Walking in through the small door in the wooden gate, I am
immediately overwhelmed by the joy of the Lord that I can see on dozens of
adorable faces. They knew that I would be there, but still so many stare at me
in awe as they take in the sight of their new teacher. One girl runs up and
immediately leaps into my arms. Still others run to me as they pull on my arms
and ask “How are you?” a million times, even after I’ve answered. (This is a
sentence that I hear at least 75 times a day because it is a staple English
sentence for all Kenyan kids) Still, others stand back, more apprehensive of me
because I look and sound different than they do. I take in every face that I
will be seeing for the days of the upcoming months and relish in knowing that
these precious little ones will be such a part of my heart. Finally, I am
stepping into the role that I heard God speak into my heart so long ago.

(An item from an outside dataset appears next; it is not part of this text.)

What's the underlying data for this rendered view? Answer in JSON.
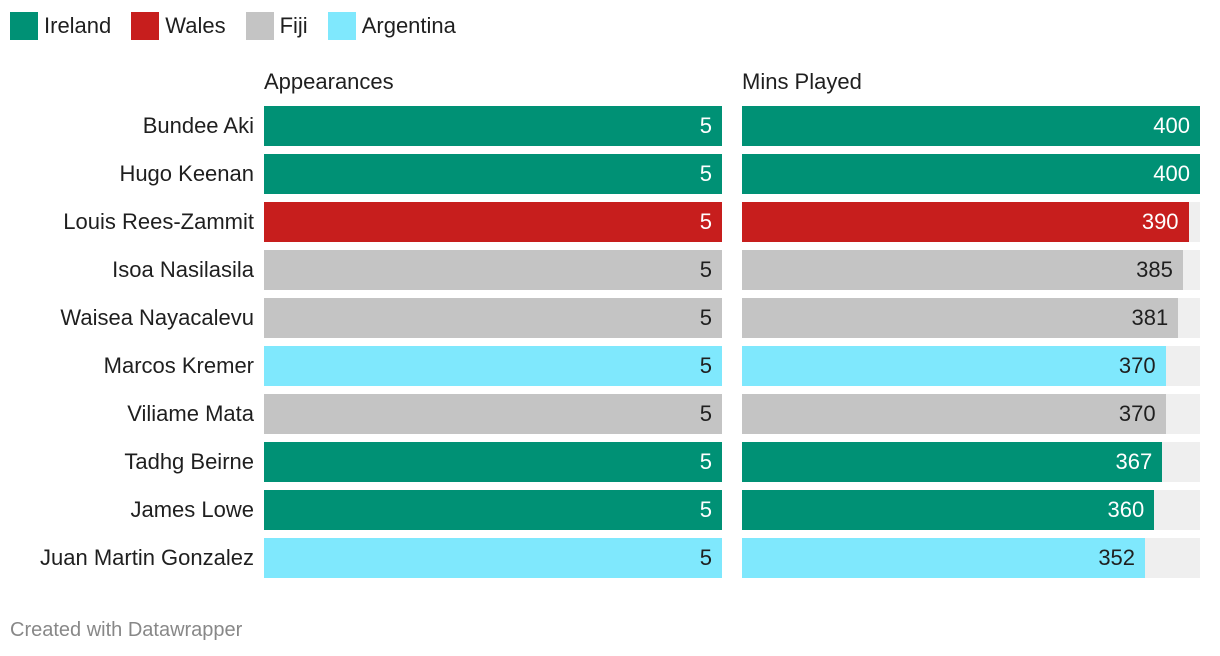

This week I have become the teacher of a Kenyan preschool
class. I have laughed and cried and gotten frustrated and been encouraged and
felt every single emotion you can imagine. Coming into this I thought I would
be hanging out, helping Rose in the class and observing for a bit until I learn
more Swahili--I could not have been more wrong.
In reality I have spent the majority of my time this week as
the sole teacher in a classroom of 32 rambunctious Kenyan kids who speak very little
English. They stare at me as I try to communicate with my small Swahili
vocabulary and they laugh at me when I try to show them that I mean serious
business. On Wednesday I was alone in the classroom for four hours and left the
school thinking that I didn’t know if I could go back. Because it was HARD.
Sure, recess is fun and during break time they sit in my lap and chase me
around and hang on my arms so much that I am sure I will leave here with no arm
hair, but when I walk into the classroom and become their teacher, the word
respect holds no meaning.
They would get loud and run around and me saying the words
“SIT DOWN” and “PLEASE BE QUIET” would have zero impact (even when I tried
these phrases in Swahili, the kids would laugh). All of the student teaching in
the world could not have prepared me for this.
And then I remembered that I was here because God called me
to be. And I realized that I’d been relying on my educational training and not
my spiritual training. And so I said a prayer for patience, took a deep
breathe, decided not to give up, and kept trying new approaches, hoping one
would work out.
This morning most of the students were in the classroom when
I arrived at the school. They were all talking and playing and running around
and I thought “Oh yeah, it’s Friday, kids are always out of control on
Fridays.” So I lowered my expectations and stepped into the classroom.